The present study then examined the phosphorylation status of two critical downstream targets of PBK to elucidate the mechanisms underlying the effects of HI-TOPK-032 on MB cell proliferation. Western blot analysis revealed that treatment with the PBK inhibitor, HI-TOPK-032, resulted in a slight or moderate reduction in the total levels of downstream signaling molecules, including ERK1/2 and Akt (Fig. 5H). However, a considerable decrement in the phosphorylated form of downstream proteins was observed in the HI-TOPK-032-treated MB cells (Fig. 5H). These two signaling molecules have been reported as essential downstream effectors of PBK in regulating cell proliferation (34,35). Additionally, the level of PBK in the MB cells remained stable following HI-TOPK-032 treatment (Fig. 5H), in accordance with previous studies (36,37). Taken together, these results suggest that HI-TOPK-032 may inhibit the proliferation of MB cells by suppressing the phosphorylation of downstream target proteins of PBK by blocking its kinase activity.

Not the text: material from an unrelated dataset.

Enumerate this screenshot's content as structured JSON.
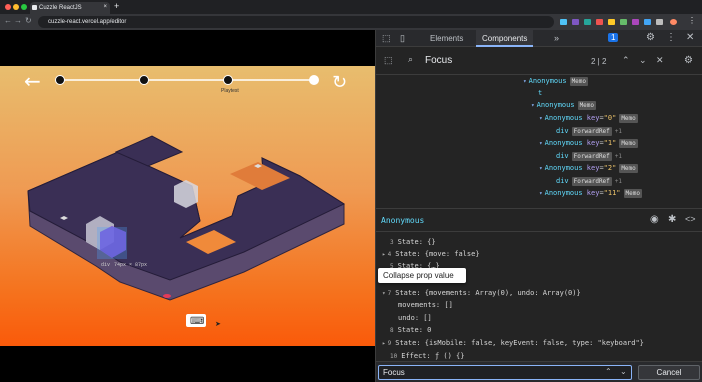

To examine the effects of PBK inhibitor specifically on cell survival, cell apoptosis was measured by monitoring the externalization of phosphatidylserine (PS) in MB cells treated with HI-TOPK-032. Since HI-TOPK-032 would remain in the cell pellets following centrifugation and its color would interfere with the accuracy of flow cytometry detection, Annexin V/7-AAD-positive cells were observed and quantified under a fluorescence microscope. Annexin V single-positive cells represent early apoptotic cells, while Annexin V and 7-AAD double-positive cells indicate late-stage apoptotic cells and necrotic cells. The percentage of Annexin V single-positive cells was markedly higher in the HI-TOPK-032-treated group as compared with the control group, and the proportion of double-positive cells also exhibited similar results (Figs. 6A and B, and 7A and B). Subsequently, the activation of caspase-3 was examined using western blot analysis to further examine the apoptosis of MB cells. In line with PS externalization, the level of cleaved caspase-3 in the Daoy and D341 cells was substantially increased following treatment with HI-TOPK-032 (Figs. 6C and 7C). Thus, targeting PBK also induces the caspase-dependent apoptosis of MB cells.